テニス界の重鎮であるビリー・ジーン・キング(76)の名前がこのほど、主要女子テニス大会の名称に使われることとなった。スポーツ分野で毎年行われる世界規模の重要なチーム対抗戦の名称に女性の名前が使われるのはこれが初めてだ。

国際テニス連盟(ITF)は先日、女子テニス国別対抗戦として57年にわたり続いてきたフェドカップを「ビリー・ジーン・キング・カップ」に改称すると発表した。

キングは1970年代初期、女子テニス協会(WTA)の礎を築く立役者となり、計39勝を獲得した。インターネットを介した記者会見で「今こそ大胆になり、歴史を作る時だ」と述べたキングは、毎年行われるテニス界の女子ワールドカップである同大会が「充実した女子プロテニス史の新たな1章」として改称したことを歓迎した。

キングはフェドカップで10勝している。選手としての優勝回数は7回、監督としては4回で、そのうち1回は選手兼監督として出場し、優勝を果たした。

最初のビリー・ジーン・キング・カップは来年4月、ハンガリーのブダペストで開催される予定。

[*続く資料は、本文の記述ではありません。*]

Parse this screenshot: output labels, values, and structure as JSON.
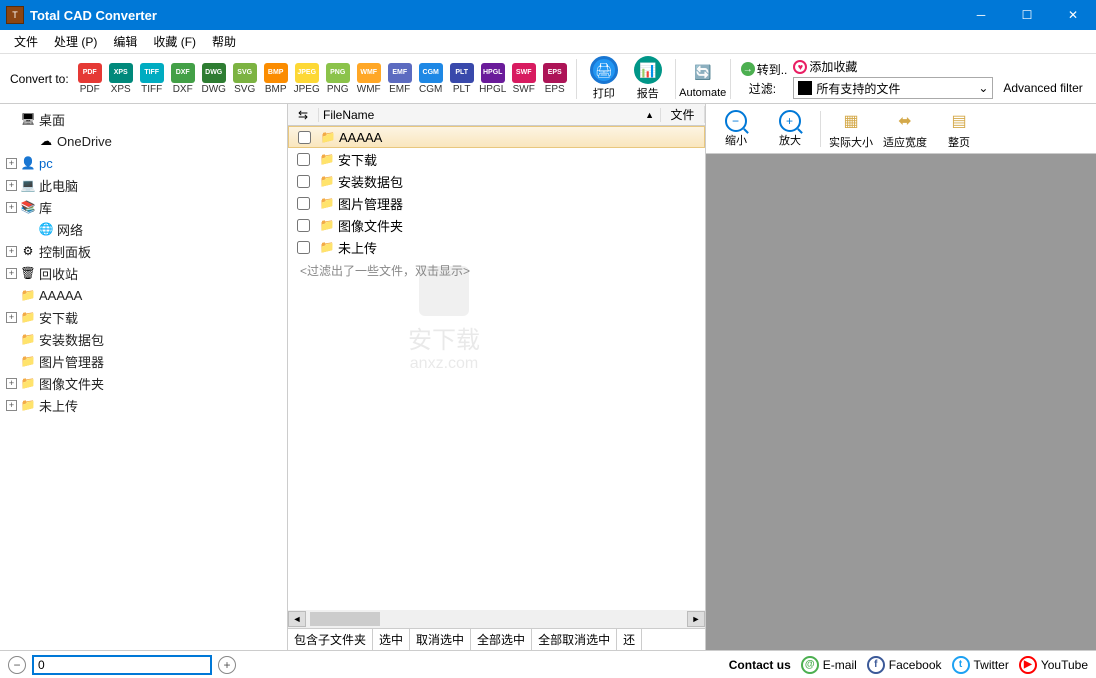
{
  "app": {
    "title": "Total CAD Converter"
  },
  "menu": [
    "文件",
    "处理 (P)",
    "编辑",
    "收藏 (F)",
    "帮助"
  ],
  "toolbar": {
    "convert_label": "Convert to:",
    "formats": [
      {
        "label": "PDF",
        "bg": "#e53935"
      },
      {
        "label": "XPS",
        "bg": "#00897b"
      },
      {
        "label": "TIFF",
        "bg": "#00acc1"
      },
      {
        "label": "DXF",
        "bg": "#43a047"
      },
      {
        "label": "DWG",
        "bg": "#2e7d32"
      },
      {
        "label": "SVG",
        "bg": "#7cb342"
      },
      {
        "label": "BMP",
        "bg": "#fb8c00"
      },
      {
        "label": "JPEG",
        "bg": "#fdd835"
      },
      {
        "label": "PNG",
        "bg": "#8bc34a"
      },
      {
        "label": "WMF",
        "bg": "#ffa726"
      },
      {
        "label": "EMF",
        "bg": "#5c6bc0"
      },
      {
        "label": "CGM",
        "bg": "#1e88e5"
      },
      {
        "label": "PLT",
        "bg": "#3949ab"
      },
      {
        "label": "HPGL",
        "bg": "#6a1b9a"
      },
      {
        "label": "SWF",
        "bg": "#d81b60"
      },
      {
        "label": "EPS",
        "bg": "#ad1457"
      }
    ],
    "print": "打印",
    "report": "报告",
    "automate": "Automate",
    "goto": "转到..",
    "favorite": "添加收藏",
    "filter_label": "过滤:",
    "filter_value": "所有支持的文件",
    "adv_filter": "Advanced filter"
  },
  "tree": [
    {
      "exp": "",
      "icon": "🖥",
      "label": "桌面",
      "color": "#1976d2",
      "indent": 0
    },
    {
      "exp": "",
      "icon": "☁",
      "label": "OneDrive",
      "color": "#0078d7",
      "indent": 1
    },
    {
      "exp": "+",
      "icon": "👤",
      "label": "pc",
      "sel": true,
      "indent": 0
    },
    {
      "exp": "+",
      "icon": "💻",
      "label": "此电脑",
      "indent": 0
    },
    {
      "exp": "+",
      "icon": "📚",
      "label": "库",
      "color": "#0078d7",
      "indent": 0
    },
    {
      "exp": "",
      "icon": "🌐",
      "label": "网络",
      "indent": 1
    },
    {
      "exp": "+",
      "icon": "⚙",
      "label": "控制面板",
      "indent": 0
    },
    {
      "exp": "+",
      "icon": "🗑",
      "label": "回收站",
      "indent": 0
    },
    {
      "exp": "",
      "icon": "📁",
      "label": "AAAAA",
      "folder": true,
      "indent": 0
    },
    {
      "exp": "+",
      "icon": "📁",
      "label": "安下载",
      "folder": true,
      "indent": 0
    },
    {
      "exp": "",
      "icon": "📁",
      "label": "安装数据包",
      "folder": true,
      "indent": 0
    },
    {
      "exp": "",
      "icon": "📁",
      "label": "图片管理器",
      "folder": true,
      "indent": 0
    },
    {
      "exp": "+",
      "icon": "📁",
      "label": "图像文件夹",
      "folder": true,
      "indent": 0
    },
    {
      "exp": "+",
      "icon": "📁",
      "label": "未上传",
      "folder": true,
      "indent": 0
    }
  ],
  "files": {
    "header": {
      "name": "FileName",
      "file": "文件"
    },
    "rows": [
      {
        "name": "AAAAA",
        "sel": true
      },
      {
        "name": "安下载"
      },
      {
        "name": "安装数据包"
      },
      {
        "name": "图片管理器"
      },
      {
        "name": "图像文件夹"
      },
      {
        "name": "未上传"
      }
    ],
    "filtered_msg": "<过滤出了一些文件，双击显示>",
    "watermark": {
      "brand": "安下载",
      "url": "anxz.com"
    },
    "footer": [
      "包含子文件夹",
      "选中",
      "取消选中",
      "全部选中",
      "全部取消选中",
      "还"
    ]
  },
  "preview": {
    "buttons": [
      "缩小",
      "放大",
      "实际大小",
      "适应宽度",
      "整页"
    ]
  },
  "status": {
    "value": "0",
    "contact": "Contact us",
    "links": [
      {
        "label": "E-mail",
        "icon": "@",
        "color": "#4caf50"
      },
      {
        "label": "Facebook",
        "icon": "f",
        "color": "#3b5998"
      },
      {
        "label": "Twitter",
        "icon": "t",
        "color": "#1da1f2"
      },
      {
        "label": "YouTube",
        "icon": "▶",
        "color": "#ff0000"
      }
    ]
  }
}
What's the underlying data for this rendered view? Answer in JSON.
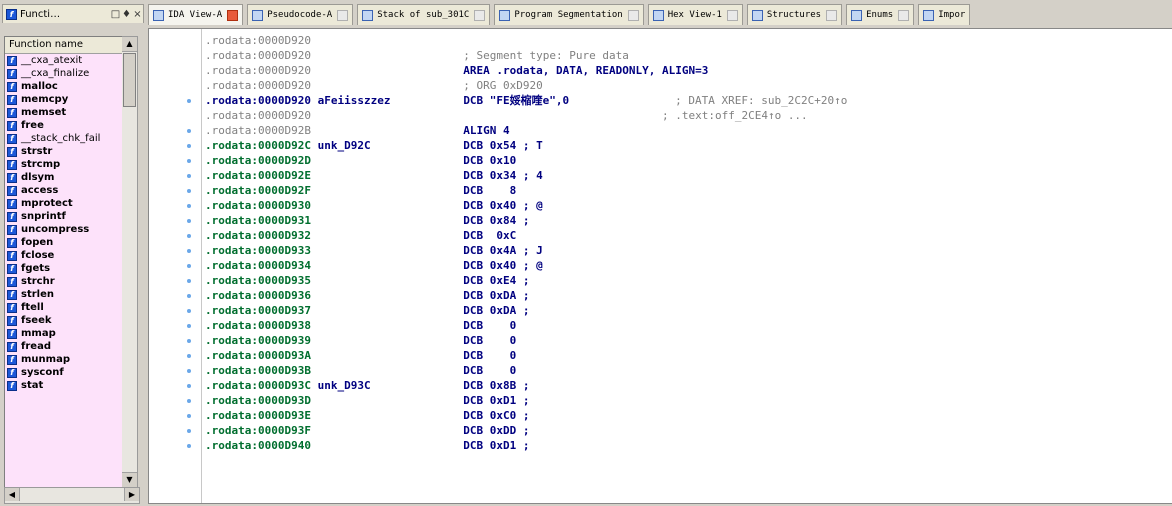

1週間にわたる同イベントでは、2019年の決勝出場2チーム、開催国、ワイルドカード(主催者推薦)、予選通過した8チームの計12チームが争う。優勝賞金総額は1200万ポンド(約16億円)で、ITFによると男子大会であるデビスカップと同水準だ。

運営組織であるITFは、毎年行われる世界規模の大きなチーム対抗戦が女性にちなんで名付けられたのはこれが初めてだと述べている。

ITFのデービッド・ハガティ会長は「ビリー・ジーン・キングは、1963年に米国チームの選手と参加し優勝を勝ち取った第1回フェド・カップから、WTAの創設、初代会長への就任、女性アスリートとして初の米大統領自由勲章受章まで、新しい境地を開き続けるのを止めたことはない」と述べた。

「彼女は今日、そのリストに新たな『初めて』を加えた。大会の新たな名称は彼女がこれまで達成してきたあらゆることにふさわしい賛辞で、将来の選手やファンを鼓舞するような永続的な遺産となるだろう」

ITFは、名称の変更により女子テニスの世界的な認知向上や投資の増加を期待していると述べた。